Over the years that I’ve been blogging there have been times when I’ve blogged more often than others. This year in particular I’ve had a hard time meeting the 2-3 times per week pace that I customarily like to keep. It’s true, life’s been especially challenging this year, and I have been writing regularly over at the Associated Baptist Press, but for many reasons it’s time to get back on track. Writing is a discipline, not just an activity for whenever you feel like it.
I’ve decided to take up a 30 Day Blogging Challenge, similar to this. I’ll post something everyday. It has to be at least 150 words and not X-rated, both requirements of which I am fairly certain I can meet.

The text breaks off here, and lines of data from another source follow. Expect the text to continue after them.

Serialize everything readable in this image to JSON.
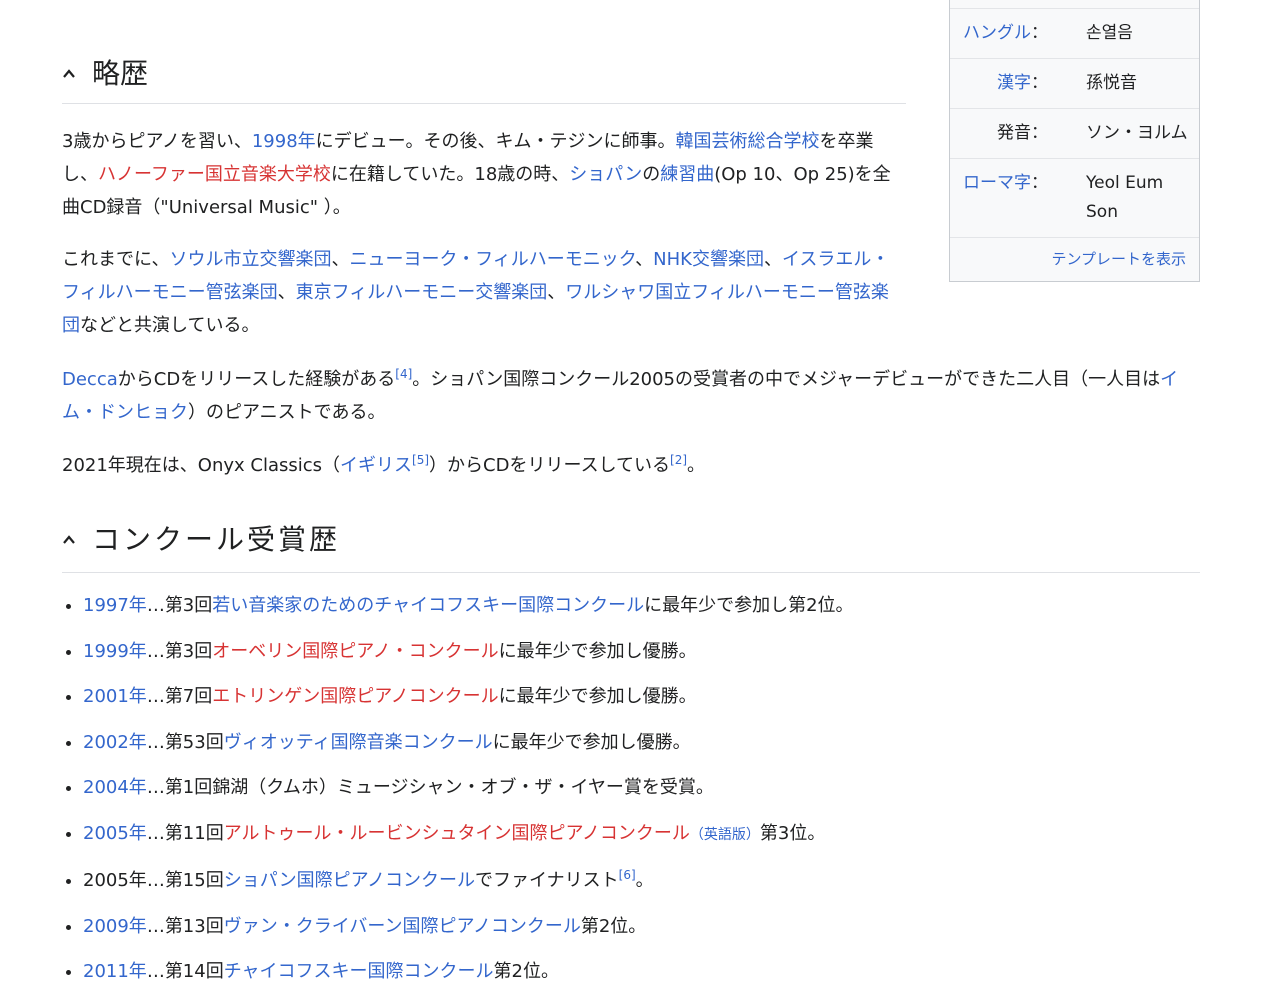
{
  "infobox": {
    "rows": [
      {
        "label": "ハングル",
        "label_link": true,
        "value": "손열음"
      },
      {
        "label": "漢字",
        "label_link": true,
        "value": "孫悦音"
      },
      {
        "label": "発音",
        "label_link": false,
        "value": "ソン・ヨルム"
      },
      {
        "label": "ローマ字",
        "label_link": true,
        "value": "Yeol Eum Son"
      }
    ],
    "colon": "：",
    "footer_link": "テンプレートを表示"
  },
  "section1": {
    "title": "略歴",
    "p1": {
      "t1": "3歳からピアノを習い、",
      "l1": "1998年",
      "t2": "にデビュー。その後、キム・テジンに師事。",
      "l2": "韓国芸術総合学校",
      "t3": "を卒業し、",
      "l3": "ハノーファー国立音楽大学校",
      "t4": "に在籍していた。18歳の時、",
      "l4": "ショパン",
      "t5": "の",
      "l5": "練習曲",
      "t6": "(Op 10、Op 25)を全曲CD録音（\"Universal Music\" ）。"
    },
    "p2": {
      "t1": "これまでに、",
      "l1": "ソウル市立交響楽団",
      "s1": "、",
      "l2": "ニューヨーク・フィルハーモニック",
      "s2": "、",
      "l3": "NHK交響楽団",
      "s3": "、",
      "l4": "イスラエル・フィルハーモニー管弦楽団",
      "s4": "、",
      "l5": "東京フィルハーモニー交響楽団",
      "s5": "、",
      "l6": "ワルシャワ国立フィルハーモニー管弦楽団",
      "t2": "などと共演している。"
    },
    "p3": {
      "l1": "Decca",
      "t1": "からCDをリリースした経験がある",
      "ref1": "[4]",
      "t2": "。ショパン国際コンクール2005の受賞者の中でメジャーデビューができた二人目（一人目は",
      "l2": "イム・ドンヒョク",
      "t3": "）のピアニストである。"
    },
    "p4": {
      "t1": "2021年現在は、Onyx Classics（",
      "l1": "イギリス",
      "ref1": "[5]",
      "t2": "）からCDをリリースしている",
      "ref2": "[2]",
      "t3": "。"
    }
  },
  "section2": {
    "title": "コンクール受賞歴",
    "items": [
      {
        "year": "1997年",
        "year_link": true,
        "pre": "…第3回",
        "comp": "若い音楽家のためのチャイコフスキー国際コンクール",
        "comp_color": "blue",
        "post": "に最年少で参加し第2位。"
      },
      {
        "year": "1999年",
        "year_link": true,
        "pre": "…第3回",
        "comp": "オーベリン国際ピアノ・コンクール",
        "comp_color": "red",
        "post": "に最年少で参加し優勝。"
      },
      {
        "year": "2001年",
        "year_link": true,
        "pre": "…第7回",
        "comp": "エトリンゲン国際ピアノコンクール",
        "comp_color": "red",
        "post": "に最年少で参加し優勝。"
      },
      {
        "year": "2002年",
        "year_link": true,
        "pre": "…第53回",
        "comp": "ヴィオッティ国際音楽コンクール",
        "comp_color": "blue",
        "post": "に最年少で参加し優勝。"
      },
      {
        "year": "2004年",
        "year_link": true,
        "pre": "…第1回錦湖（クムホ）ミュージシャン・オブ・ザ・イヤー賞を受賞。",
        "comp": "",
        "comp_color": "blue",
        "post": ""
      },
      {
        "year": "2005年",
        "year_link": true,
        "pre": "…第11回",
        "comp": "アルトゥール・ルービンシュタイン国際ピアノコンクール",
        "comp_color": "red",
        "extra": "（英語版）",
        "post": "第3位。"
      },
      {
        "year": "2005年",
        "year_link": false,
        "pre": "…第15回",
        "comp": "ショパン国際ピアノコンクール",
        "comp_color": "blue",
        "post": "でファイナリスト",
        "ref": "[6]",
        "post2": "。"
      },
      {
        "year": "2009年",
        "year_link": true,
        "pre": "…第13回",
        "comp": "ヴァン・クライバーン国際ピアノコンクール",
        "comp_color": "blue",
        "post": "第2位。"
      },
      {
        "year": "2011年",
        "year_link": true,
        "pre": "…第14回",
        "comp": "チャイコフスキー国際コンクール",
        "comp_color": "blue",
        "post": "第2位。"
      }
    ]
  }
}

The downside to all of this is that I usually polish and polish and polish what I write and post; I like a more finished product. I realize that taking on this challenge will mean that’s largely not possible. So I will work toward overcoming my own discomfort with that and apologize to all of you in advance—who knows what will appear if I have to write every single day?
And so . . . here we go.
It’s about 7:00 a.m. on Thursday and I am sitting in Panera in Downtown Silver Spring. This is part of my recent attempts to study and study for the sermon all week long, then block out most of Thursday AWAY from the office so I can write.

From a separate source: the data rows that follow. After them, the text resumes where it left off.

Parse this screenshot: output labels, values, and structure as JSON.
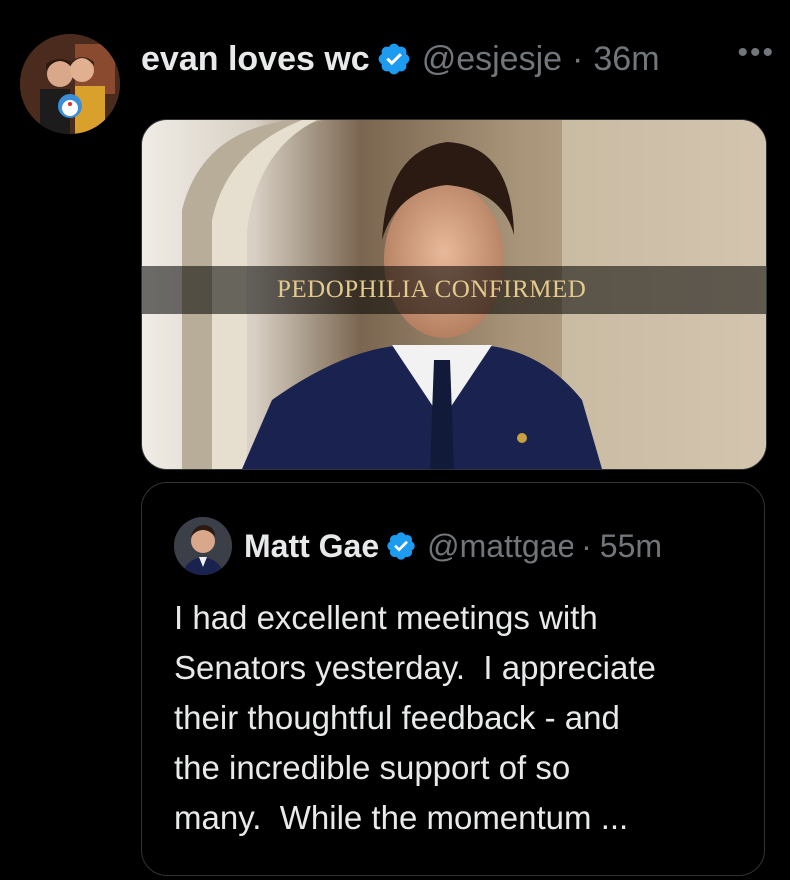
{
  "tweet": {
    "author_name": "evan loves wc",
    "verified_icon": "verified-badge-icon",
    "handle": "@esjesje",
    "separator": "·",
    "time": "36m",
    "more_label": "•••",
    "media": {
      "caption": "PEDOPHILIA CONFIRMED"
    }
  },
  "quoted_tweet": {
    "author_name": "Matt Gae",
    "handle": "@mattgae",
    "separator": "·",
    "time": "55m",
    "text": "I had excellent meetings with\nSenators yesterday.  I appreciate\ntheir thoughtful feedback - and\nthe incredible support of so\nmany.  While the momentum ..."
  },
  "colors": {
    "background": "#000000",
    "text_primary": "#e7e9ea",
    "text_secondary": "#71767b",
    "border": "#2f3336",
    "verified_blue": "#1d9bf0",
    "caption_gold": "#e3c98e"
  }
}
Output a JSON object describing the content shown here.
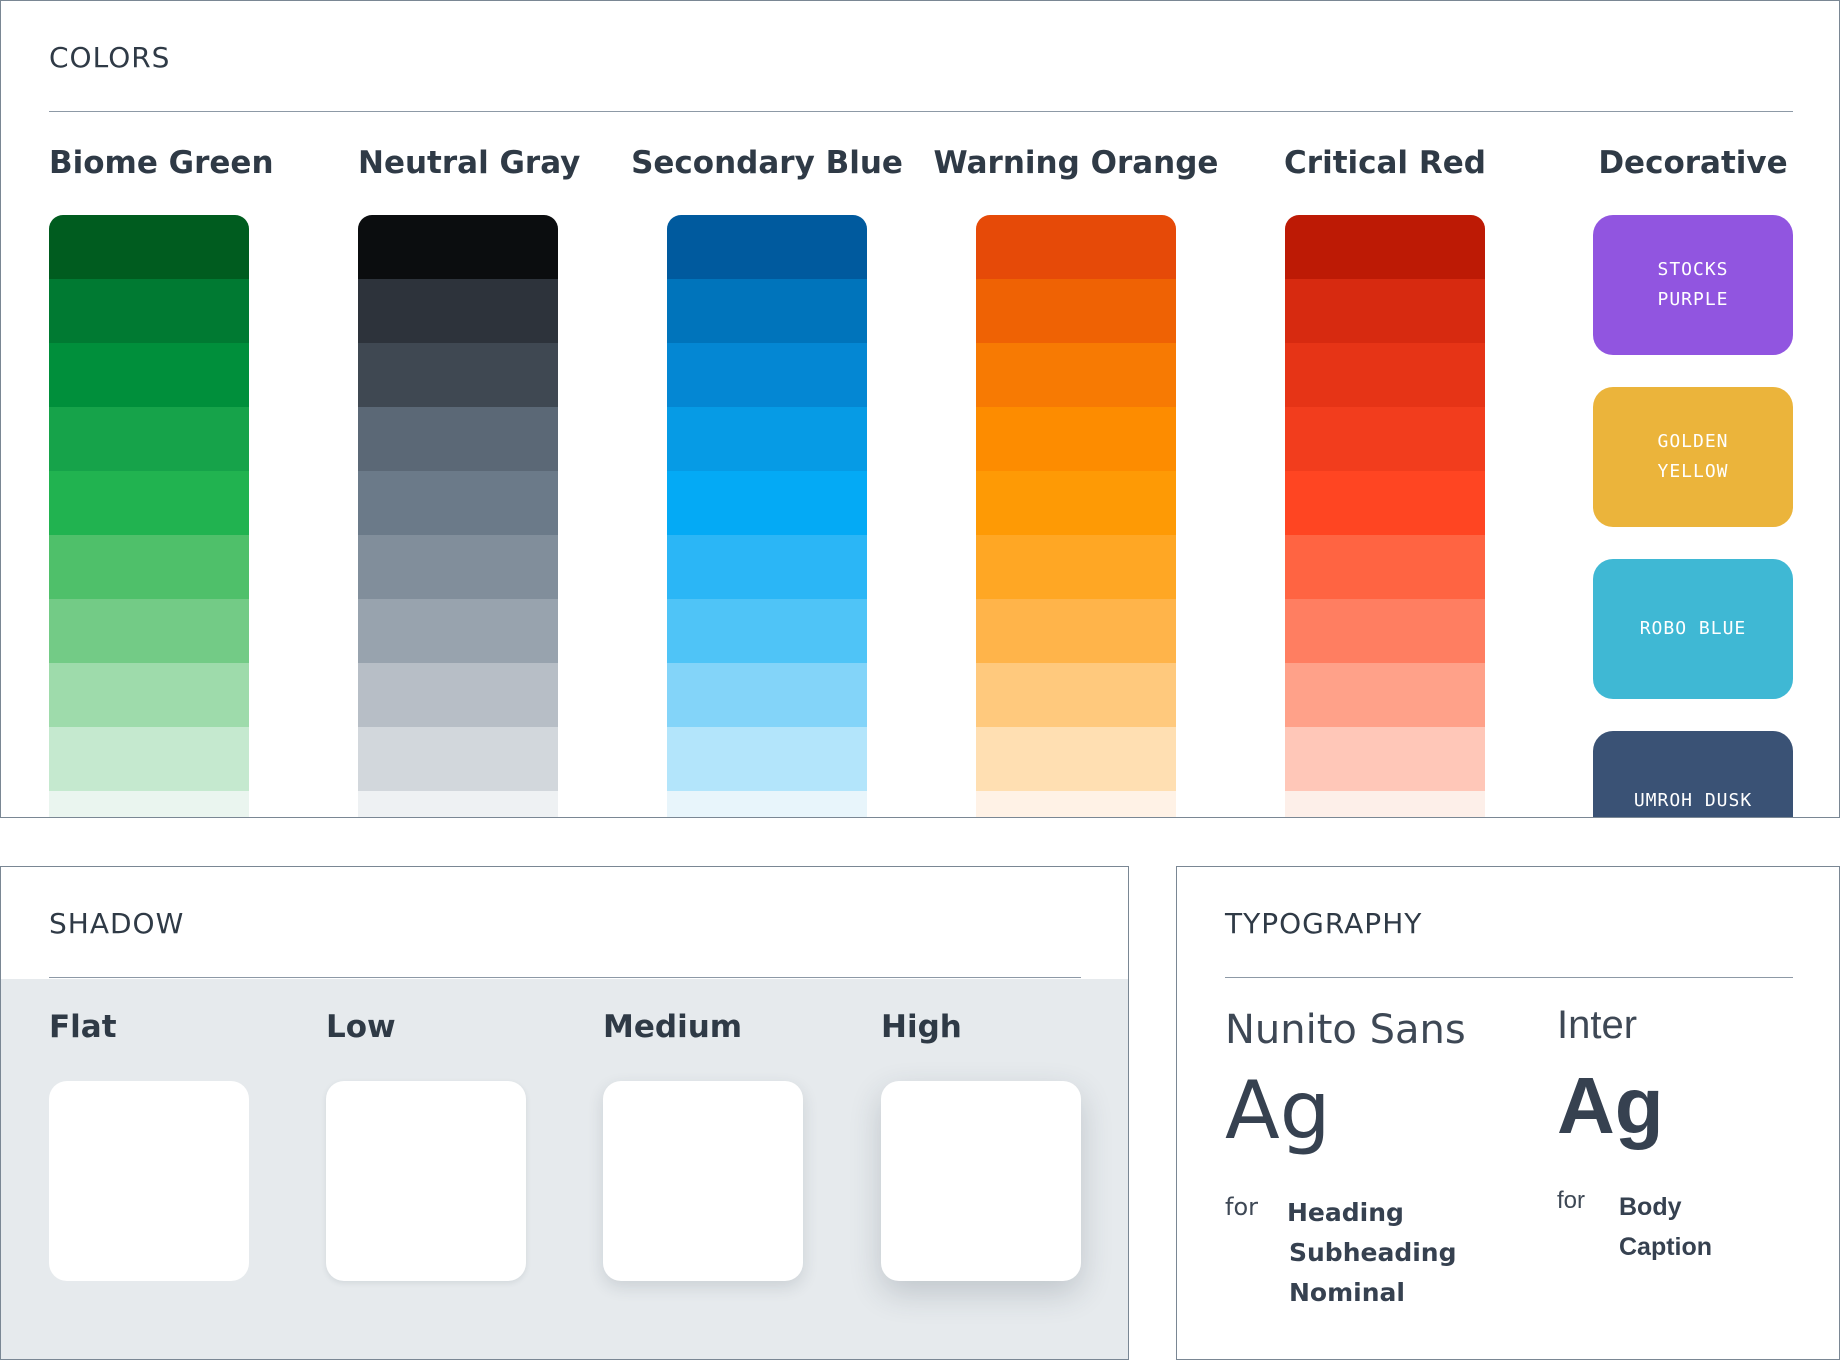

Writing at the office doesn’t work—too many distractions. Writing at home doesn’t work—too many temptations. Panera seems, strangely, to work.
This early in the morning—until about 11:30 or so—the restaurant is largely empty. If you get there early you can usually find a spot near the two electrical outlets in the restaurant fairly easily. You plant yourself at a cozy little table, grab a cup of coffee, and wait for the Spirit of God to show up. I don’t want to give the impression that I am suffering for Jesus at Panera, though. There are bagels. And huge windows with lots of light. And really comfortable chairs. And peaceful classical music playing softly in the background. And free Wi-Fi.
In fact, the very hardest things about showing up here to write are keeping my calendar free and overcoming my guilt of not being physically in the office. On the weeks when I can overcome these obstacles, though, I find this to be a peaceful and creative place to work.
If I don’t spend time writing blog entries, that is.